Even developers that have already delivered projects, or those who don't want to increase unit sizes for cost reasons, are finding ways to cater to remote workers.
Caudle said he is still designing new projects downtown with small units, because some developers can't afford to reduce their unit count. But he said unit size has been discussed much more frequently during the pandemic, and those developers that decide against larger units are finding ways to make their apartments more flexible.
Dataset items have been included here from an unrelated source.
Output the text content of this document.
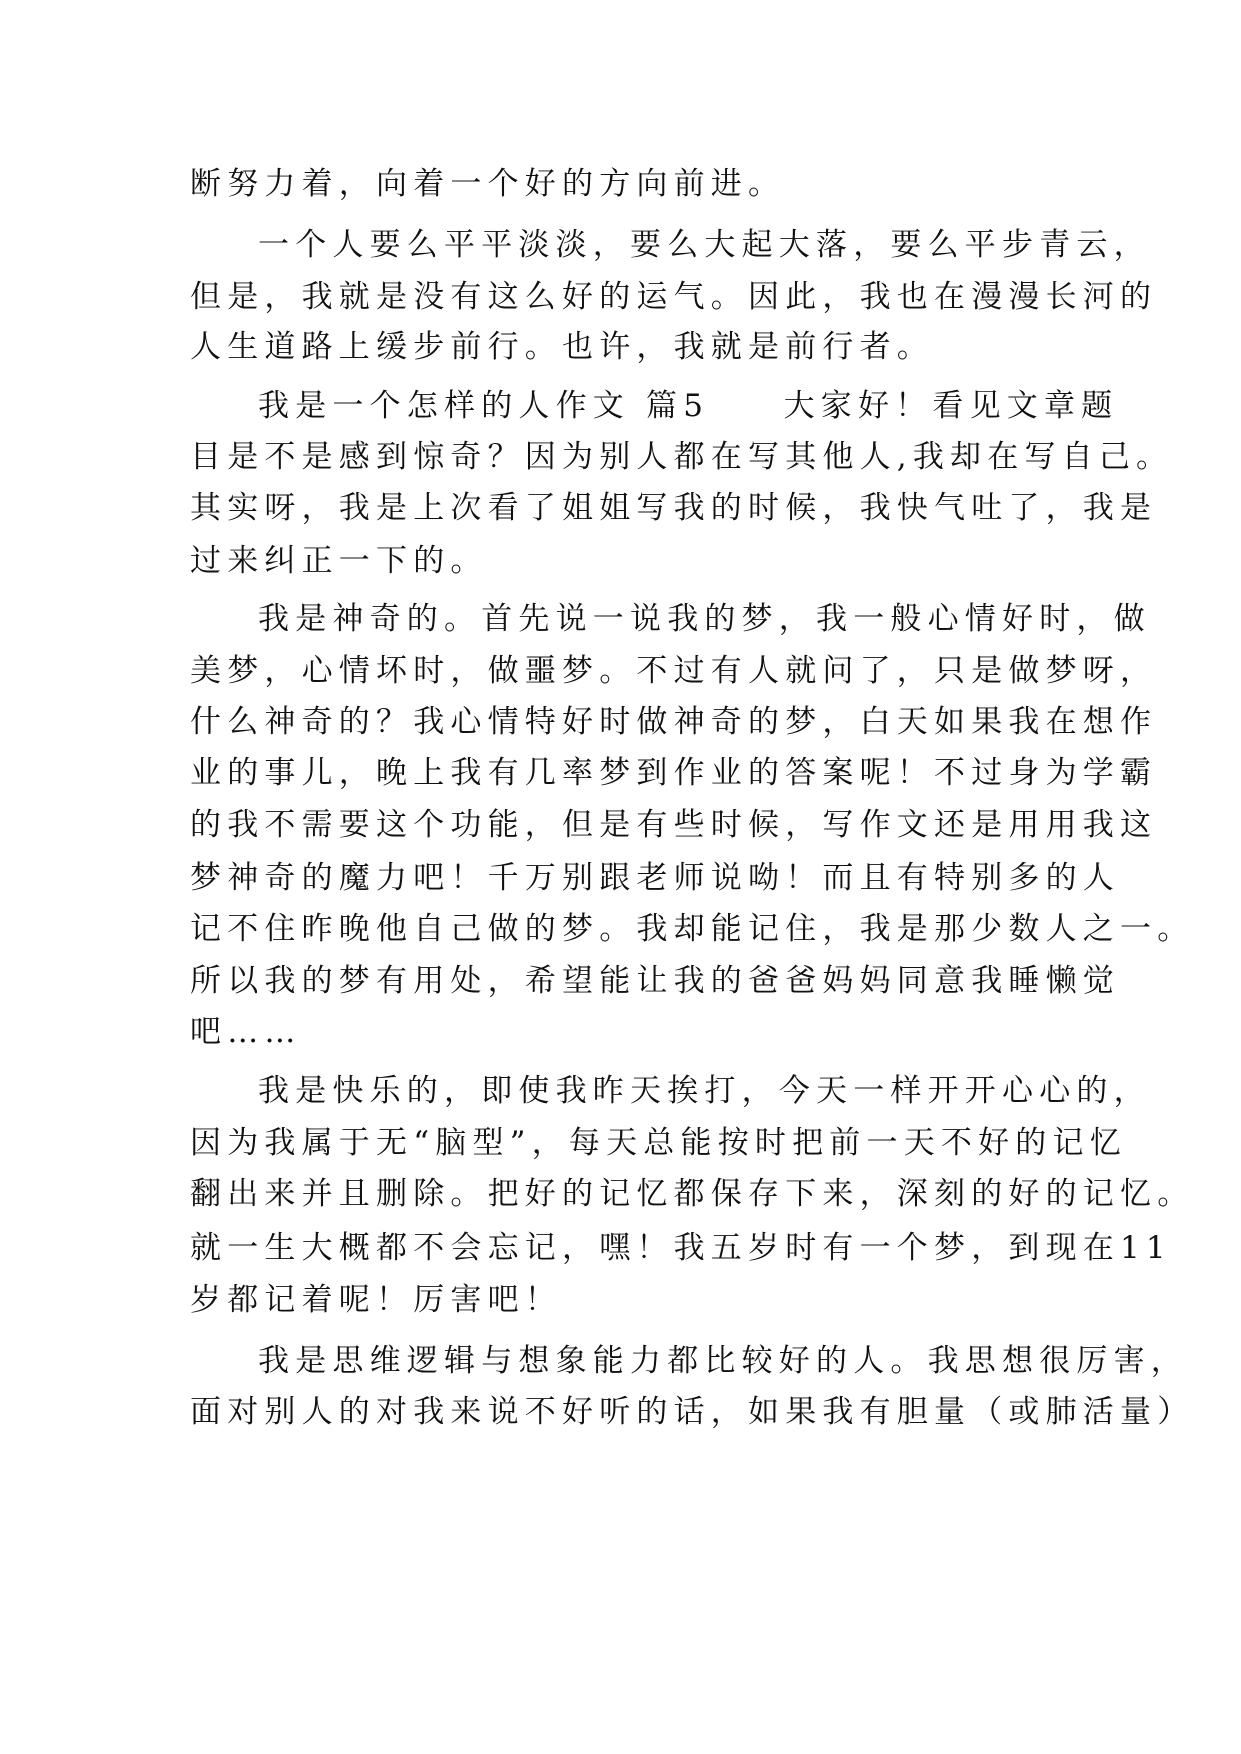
断努力着，向着一个好的方向前进。
一个人要么平平淡淡，要么大起大落，要么平步青云，
但是，我就是没有这么好的运气。因此，我也在漫漫长河的
人生道路上缓步前行。也许，我就是前行者。
我是一个怎样的人作文 篇5　　大家好！看见文章题
目是不是感到惊奇？因为别人都在写其他人,我却在写自己。
其实呀，我是上次看了姐姐写我的时候，我快气吐了，我是
过来纠正一下的。
我是神奇的。首先说一说我的梦，我一般心情好时，做
美梦，心情坏时，做噩梦。不过有人就问了，只是做梦呀，
什么神奇的？我心情特好时做神奇的梦，白天如果我在想作
业的事儿，晚上我有几率梦到作业的答案呢！不过身为学霸
的我不需要这个功能，但是有些时候，写作文还是用用我这
梦神奇的魔力吧！千万别跟老师说呦！而且有特别多的人
记不住昨晚他自己做的梦。我却能记住，我是那少数人之一。
所以我的梦有用处，希望能让我的爸爸妈妈同意我睡懒觉
吧……
我是快乐的，即使我昨天挨打，今天一样开开心心的，
因为我属于无“脑型”，每天总能按时把前一天不好的记忆
翻出来并且删除。把好的记忆都保存下来，深刻的好的记忆。
就一生大概都不会忘记，嘿！我五岁时有一个梦，到现在11
岁都记着呢！厉害吧！
我是思维逻辑与想象能力都比较好的人。我思想很厉害，
面对别人的对我来说不好听的话，如果我有胆量（或肺活量）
"You can't afford to build bigger units, so we're just going to have to make the current square footage we use look bigger with more flexibility, and be thoughtful about how we space plan these units," Caudle said.
At Jefferson Apartment Group's J Linea, a building Hickok Cole designed that delivered in June, units come with built-in desks for remote workers. Caudle said the firm is also designing units with dedicated spaces for home workout equipment.
"When we space plan the unit, the way we position kitchens, or the living room area or bedroom, we're identifying a place where you could put the yoga mat, where you could put the stationary bike, and the unit will still lay out and live with more flexibility," Caudle said.
Urban Atlantic Managing Partner Vicki Davis said on BMAC that her company is looking at ways to rearrange units to cater to remote workers, such as turning walk-in closets into home offices.
"We're experimenting with our product to see what's going to work in the future," Davis said. "A lot of people are working at home, and there are a lot of opportunities for how do we create more flexibility in the space so people can use that creatively."